But that aside - here in blogland it is also time for School, and that means, time for another of Dennis Cozzalio's quizzes - this one, PROFESSOR DAVID HUXLEY’S LABORIOUS, LICENTIOUS SPOTTED-LEOPARD LABOR DAY FILM QUIZ... I hope I finish this before the end of October. Old habits die hard, and I am inclined not to read any of the other answers to these quizzes before I fill out (though not necessarily submit) my own - so if I want to read them (and I do, especially as it's a way of avoiding the horror film posts), I had better get cracking, eh?

[I've updated this a bit the day after - thinking about the Robert Mitchum question...]

1) Classic film you most want to experience that has so far eluded you.

A: I think the answer to this has to stay the same - 2 of them, Japanese of course - Humanity and Paper Balloons, and Mizoguchi's Story of the Crucified Lovers.
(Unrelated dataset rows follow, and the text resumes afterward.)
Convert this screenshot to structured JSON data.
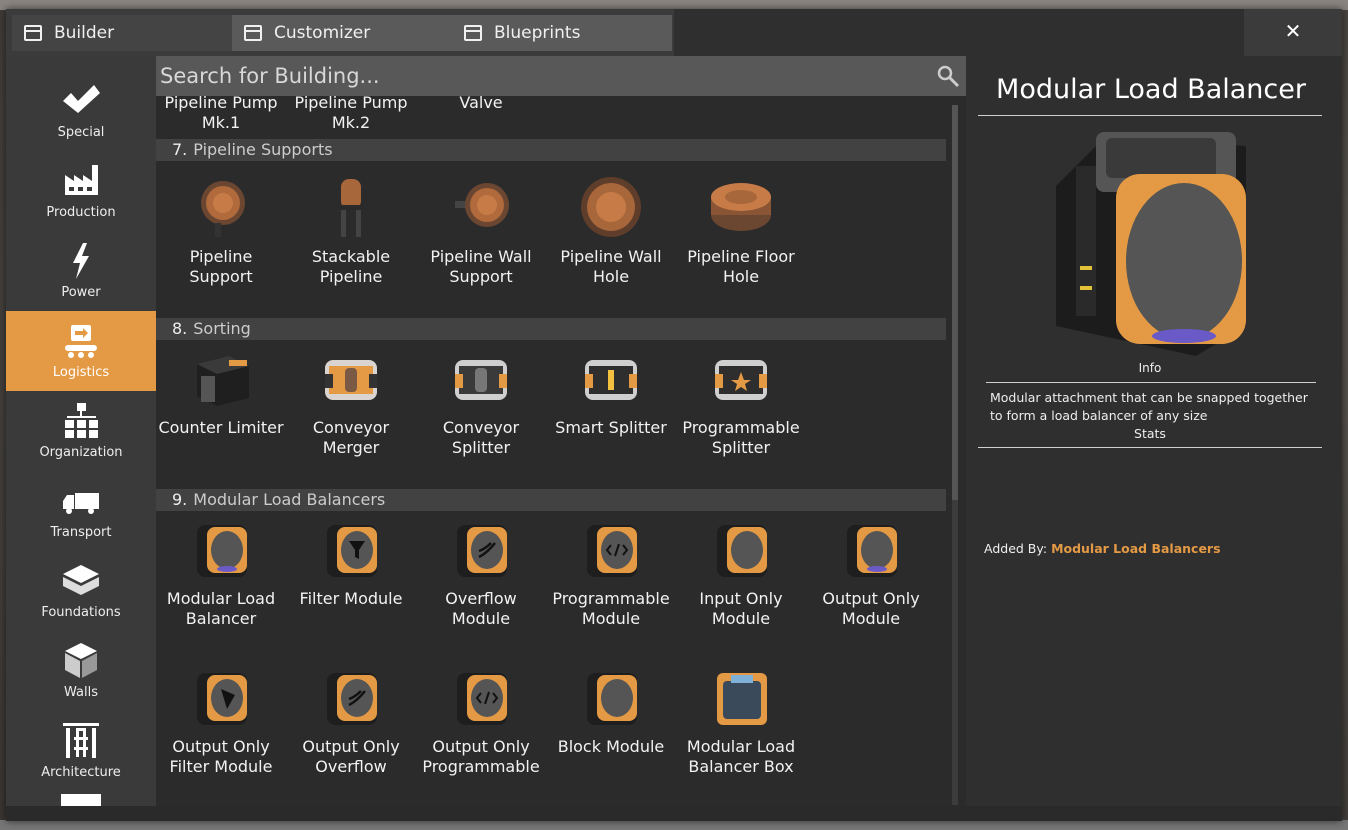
{
  "tabs": [
    {
      "label": "Builder",
      "active": true
    },
    {
      "label": "Customizer",
      "active": false
    },
    {
      "label": "Blueprints",
      "active": false
    }
  ],
  "close_icon": "close-icon",
  "categories": [
    {
      "label": "Special",
      "icon": "checkmark-icon"
    },
    {
      "label": "Production",
      "icon": "factory-icon"
    },
    {
      "label": "Power",
      "icon": "lightning-icon"
    },
    {
      "label": "Logistics",
      "icon": "conveyor-icon",
      "active": true
    },
    {
      "label": "Organization",
      "icon": "hierarchy-icon"
    },
    {
      "label": "Transport",
      "icon": "truck-icon"
    },
    {
      "label": "Foundations",
      "icon": "foundation-icon"
    },
    {
      "label": "Walls",
      "icon": "wall-icon"
    },
    {
      "label": "Architecture",
      "icon": "architecture-icon"
    }
  ],
  "search": {
    "placeholder": "Search for Building...",
    "icon": "search-icon"
  },
  "partial_items": [
    "Pipeline Pump Mk.1",
    "Pipeline Pump Mk.2",
    "Valve"
  ],
  "sections": [
    {
      "num": "7.",
      "title": "Pipeline Supports",
      "items": [
        "Pipeline Support",
        "Stackable Pipeline",
        "Pipeline Wall Support",
        "Pipeline Wall Hole",
        "Pipeline Floor Hole"
      ]
    },
    {
      "num": "8.",
      "title": "Sorting",
      "items": [
        "Counter Limiter",
        "Conveyor Merger",
        "Conveyor Splitter",
        "Smart Splitter",
        "Programmable Splitter"
      ]
    },
    {
      "num": "9.",
      "title": "Modular Load Balancers",
      "items": [
        "Modular Load Balancer",
        "Filter Module",
        "Overflow Module",
        "Programmable Module",
        "Input Only Module",
        "Output Only Module",
        "Output Only Filter Module",
        "Output Only Overflow",
        "Output Only Programmable",
        "Block Module",
        "Modular Load Balancer Box"
      ]
    }
  ],
  "detail": {
    "title": "Modular Load Balancer",
    "info_label": "Info",
    "description": "Modular attachment that can be snapped together to form a load balancer of any size",
    "stats_label": "Stats",
    "added_by_label": "Added By:",
    "added_by_mod": "Modular Load Balancers"
  },
  "colors": {
    "accent": "#e49a45",
    "panel": "#2c2c2c",
    "sidebar": "#3a3a3a"
  }
}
2) Greatest Criterion DVD/Blu-ray release ever

A: I am not sure - but I am tempted to keep it simple - say the two best films they have ever put out - M and Rules of the Game... It's not unreasonable - they are, after all, the two best films of all time, and Criterion issued two very fine packages.... I might pick another tack, though - the Criterion releases I am most grateful for would be the Pedro Costa set, or the recent 60s Oshima set - or, probably most of all - the Pigs, Pimps and Prostitutes Imamura set. Lang and Renoir would be released anyway, by someone, probably in a first rate package - providing a set of prime Imamura is what Criterion exists for.

3) The Big Sleep or The Maltese Falcon?

A: this is not a choice I’m inclined to make, though when it comes down to it, The Maltese Falcon wins, maybe just for being first.
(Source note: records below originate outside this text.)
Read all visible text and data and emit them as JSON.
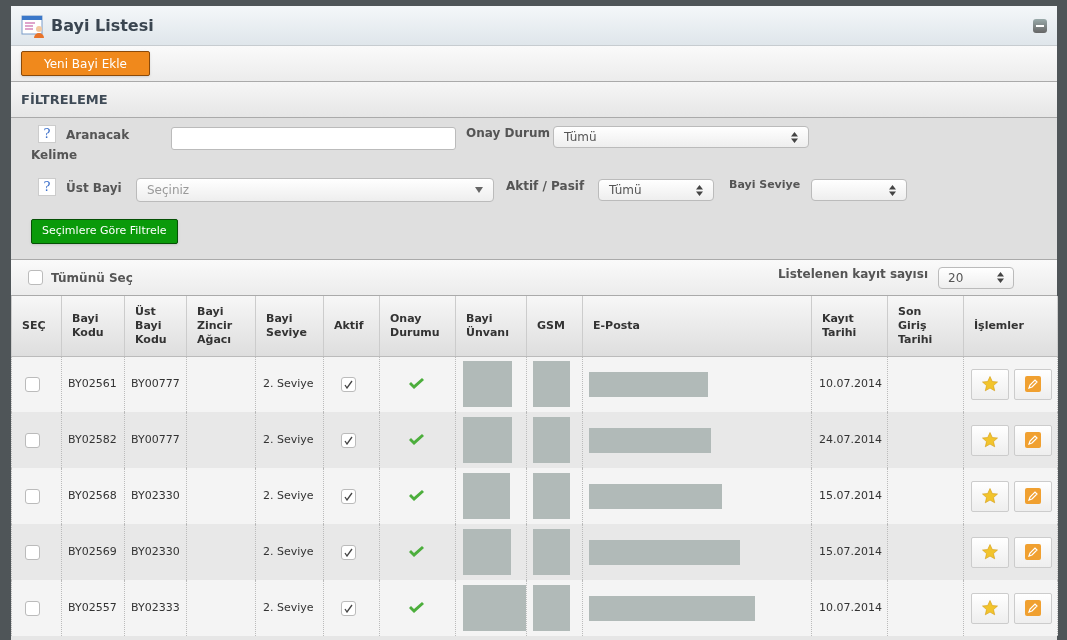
{
  "window": {
    "title": "Bayi Listesi"
  },
  "toolbar": {
    "add_button": "Yeni Bayi Ekle"
  },
  "filter": {
    "title": "FİLTRELEME",
    "keyword": {
      "help": "?",
      "label_1": "Aranacak",
      "label_2": "Kelime"
    },
    "approval": {
      "label": "Onay Durum",
      "value": "Tümü"
    },
    "parent": {
      "help": "?",
      "label": "Üst Bayi",
      "placeholder": "Seçiniz"
    },
    "active": {
      "label": "Aktif / Pasif",
      "value": "Tümü"
    },
    "level": {
      "label": "Bayi Seviye"
    },
    "apply_button": "Seçimlere Göre Filtrele"
  },
  "list_bar": {
    "select_all": {
      "label": "Tümünü Seç",
      "checked": false
    },
    "count_label": "Listelenen kayıt sayısı",
    "page_size": "20"
  },
  "table": {
    "columns": [
      "SEÇ",
      "Bayi Kodu",
      "Üst Bayi Kodu",
      "Bayi Zincir Ağacı",
      "Bayi Seviye",
      "Aktif",
      "Onay Durumu",
      "Bayi Ünvanı",
      "GSM",
      "E-Posta",
      "Kayıt Tarihi",
      "Son Giriş Tarihi",
      "İşlemler"
    ],
    "rows": [
      {
        "selected": false,
        "code": "BY02561",
        "parent_code": "BY00777",
        "level": "2. Seviye",
        "active": true,
        "approved": true,
        "registered": "10.07.2014"
      },
      {
        "selected": false,
        "code": "BY02582",
        "parent_code": "BY00777",
        "level": "2. Seviye",
        "active": true,
        "approved": true,
        "registered": "24.07.2014"
      },
      {
        "selected": false,
        "code": "BY02568",
        "parent_code": "BY02330",
        "level": "2. Seviye",
        "active": true,
        "approved": true,
        "registered": "15.07.2014"
      },
      {
        "selected": false,
        "code": "BY02569",
        "parent_code": "BY02330",
        "level": "2. Seviye",
        "active": true,
        "approved": true,
        "registered": "15.07.2014"
      },
      {
        "selected": false,
        "code": "BY02557",
        "parent_code": "BY02333",
        "level": "2. Seviye",
        "active": true,
        "approved": true,
        "registered": "10.07.2014"
      }
    ]
  }
}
4) Jason Bateman or Paul Rudd

A: Paul Rudd, I think

5) Best mother/child (male or female) combo

A: Like a couple other people here, I was thrown by the ambiguity of the question - on screen mother and child? or real life mother and child? If the former - I'll say Angela Lansbury and Lawrence Harvey in The Manchurian Candidate. If real world - Ingrid and Isabella...

6) Who are the Robert Mitchums and Ida Lupinos among working movie actors? Do modern parallels to such masculine and no-nonsense feminine stars exist? If not, why not?

A: I don't know. I'm not coming up with anything, anyway...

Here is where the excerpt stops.